DUE TO LACK OF FUNDING
Five CCC commissioners, 9 employees still around, not clear how they will be paid
The Commonwealth Casino Commission’s office at the Springs Plaza in Gualo Rai was temporarily closed down starting yesterday due to the lack of funds. A notice of the temporary closure was posted at both the entrance and exit doors of the CCC office.
CCC executive director Andrew Yeom has yet to reply to Saipan Tribune’s inquiry about the office’s temporary shutdown.
A CCC staff, however, disclosed yesterday that the office is closed, but the five commissioners are still around and it’s not clear yet how the commissioners will be paid.
The commission still has nine remaining employees after information technology manager Ian Morrell resigned last Nov. 21. Morrell left the CNMI for personal matters, Saipan Tribune learned.
The staff, who requested not be identified, said they were told by the governor’s office that there’s no money to sustain the CCC’s operations.
“We are at zero funding, therefore no money for wages, operations, or for the commissioners’ compensation,” the employee said.
The staff said employees’ contracts are held up at the Office of Management and Budget because there’s no funds.
“Our contracts actually expired on Dec. 31, 2022, but we continued to report to work [while] awaiting the new administration’s assistance and guidance,” the employee said.
The staff said they did request for American Rescue Plan Act funding from the previous Torres administration, but they did not get even a penny of ARPA money.

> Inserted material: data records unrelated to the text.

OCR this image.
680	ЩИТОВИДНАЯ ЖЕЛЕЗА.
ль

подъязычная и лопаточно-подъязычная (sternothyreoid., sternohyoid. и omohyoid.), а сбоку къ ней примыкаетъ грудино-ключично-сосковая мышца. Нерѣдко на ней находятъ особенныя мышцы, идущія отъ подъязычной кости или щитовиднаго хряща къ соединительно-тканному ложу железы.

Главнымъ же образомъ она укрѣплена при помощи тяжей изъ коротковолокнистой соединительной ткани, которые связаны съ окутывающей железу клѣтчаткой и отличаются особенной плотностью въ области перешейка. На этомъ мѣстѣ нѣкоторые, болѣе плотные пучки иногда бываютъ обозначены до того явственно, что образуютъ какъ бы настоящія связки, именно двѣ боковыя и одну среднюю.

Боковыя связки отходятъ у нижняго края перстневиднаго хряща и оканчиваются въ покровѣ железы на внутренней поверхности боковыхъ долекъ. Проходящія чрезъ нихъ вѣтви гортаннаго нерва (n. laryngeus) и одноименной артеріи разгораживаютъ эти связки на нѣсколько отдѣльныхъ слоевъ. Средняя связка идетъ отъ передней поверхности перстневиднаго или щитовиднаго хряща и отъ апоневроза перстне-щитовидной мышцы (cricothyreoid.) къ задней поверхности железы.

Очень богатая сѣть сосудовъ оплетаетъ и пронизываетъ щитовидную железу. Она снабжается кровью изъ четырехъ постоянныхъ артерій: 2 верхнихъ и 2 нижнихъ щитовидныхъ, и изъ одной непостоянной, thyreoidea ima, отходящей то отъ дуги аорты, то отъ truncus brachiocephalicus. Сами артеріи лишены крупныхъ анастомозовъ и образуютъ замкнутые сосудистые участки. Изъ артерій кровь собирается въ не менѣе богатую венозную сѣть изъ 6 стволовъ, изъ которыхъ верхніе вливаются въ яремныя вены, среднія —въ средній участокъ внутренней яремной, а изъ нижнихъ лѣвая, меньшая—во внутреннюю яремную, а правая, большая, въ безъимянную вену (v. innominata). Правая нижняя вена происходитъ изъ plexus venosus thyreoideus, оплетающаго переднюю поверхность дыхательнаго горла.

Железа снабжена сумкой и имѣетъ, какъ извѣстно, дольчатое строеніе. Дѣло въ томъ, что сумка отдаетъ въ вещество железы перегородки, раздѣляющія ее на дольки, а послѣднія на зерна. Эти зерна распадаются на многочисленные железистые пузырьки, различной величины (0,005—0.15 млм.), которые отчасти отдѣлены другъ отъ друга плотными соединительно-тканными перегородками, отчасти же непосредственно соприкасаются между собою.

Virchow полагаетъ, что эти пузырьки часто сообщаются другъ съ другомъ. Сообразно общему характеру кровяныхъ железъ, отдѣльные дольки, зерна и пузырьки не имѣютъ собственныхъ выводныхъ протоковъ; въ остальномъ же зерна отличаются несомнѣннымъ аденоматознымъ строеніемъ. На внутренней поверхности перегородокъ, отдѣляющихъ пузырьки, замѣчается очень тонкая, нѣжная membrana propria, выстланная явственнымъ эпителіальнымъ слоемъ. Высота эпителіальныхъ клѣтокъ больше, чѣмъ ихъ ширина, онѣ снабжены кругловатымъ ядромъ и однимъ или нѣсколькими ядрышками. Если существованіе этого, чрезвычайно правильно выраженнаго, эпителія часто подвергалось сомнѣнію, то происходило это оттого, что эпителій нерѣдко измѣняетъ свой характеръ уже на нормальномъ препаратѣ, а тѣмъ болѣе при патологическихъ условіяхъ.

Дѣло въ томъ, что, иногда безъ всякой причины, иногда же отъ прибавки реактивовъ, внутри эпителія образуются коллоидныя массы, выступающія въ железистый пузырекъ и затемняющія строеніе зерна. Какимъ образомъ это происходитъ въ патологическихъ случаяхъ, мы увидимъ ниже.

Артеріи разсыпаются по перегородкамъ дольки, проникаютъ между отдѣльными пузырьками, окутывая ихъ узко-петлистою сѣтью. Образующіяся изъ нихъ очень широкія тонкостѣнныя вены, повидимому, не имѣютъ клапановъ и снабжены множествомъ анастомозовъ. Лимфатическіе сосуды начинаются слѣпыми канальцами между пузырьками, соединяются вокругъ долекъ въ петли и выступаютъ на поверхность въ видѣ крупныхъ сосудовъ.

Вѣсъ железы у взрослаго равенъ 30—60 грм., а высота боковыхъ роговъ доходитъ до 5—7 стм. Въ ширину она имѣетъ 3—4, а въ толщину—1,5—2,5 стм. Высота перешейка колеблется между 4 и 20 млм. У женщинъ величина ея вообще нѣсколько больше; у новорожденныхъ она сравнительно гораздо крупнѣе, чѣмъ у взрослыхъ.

The employee said that when Gov. Arnold I. Palacios came in, they once again requested for funding assistance from him, and that’s when they found out that ARPA is actually in deficit.
The CCC employees’ last paycheck was on Jan. 13, 2023.
The staff said they, however, are still owed wages from Jan. 1 to 18, 2023.
“Our payroll might be late because funds have to be identified first,” the staff said.
The CCC has been facing a serious budget crisis after Saipan’s lone casino, Imperial Pacific International (CNMI) LLC, was temporarily closed since March 2020 due to the COVID-19 pandemic.
The CCC’s entire source of revenue for its operations comes from IPI’s annual casino regulatory fee of $3,150,000. IPI, however, has failed to pay that fee since 2020. The government gives CCC only a $1 budget.
In May 2021, the CCC had 39 employees. Many employees were then terminated due to budget constraint and others resigned.
The arbitration process between CCC and IPI started last November.
Last Aug. 24, U.S. District Court for the NMI Chief Judge Ramona V. Manglona granted IPI’s request for a preliminary injunction against IPI to prohibit the CCC from revoking IPI’s exclusive casino license. Manglona issued the order to allow IPI to pursue its right to arbitration. She ordered CCC to participate in the arbitration process.
Arbitration is a procedure wherein two parties agree on one or more arbitrators to make a decision in their dispute in order to resolve a disagreement outside of court proceedings.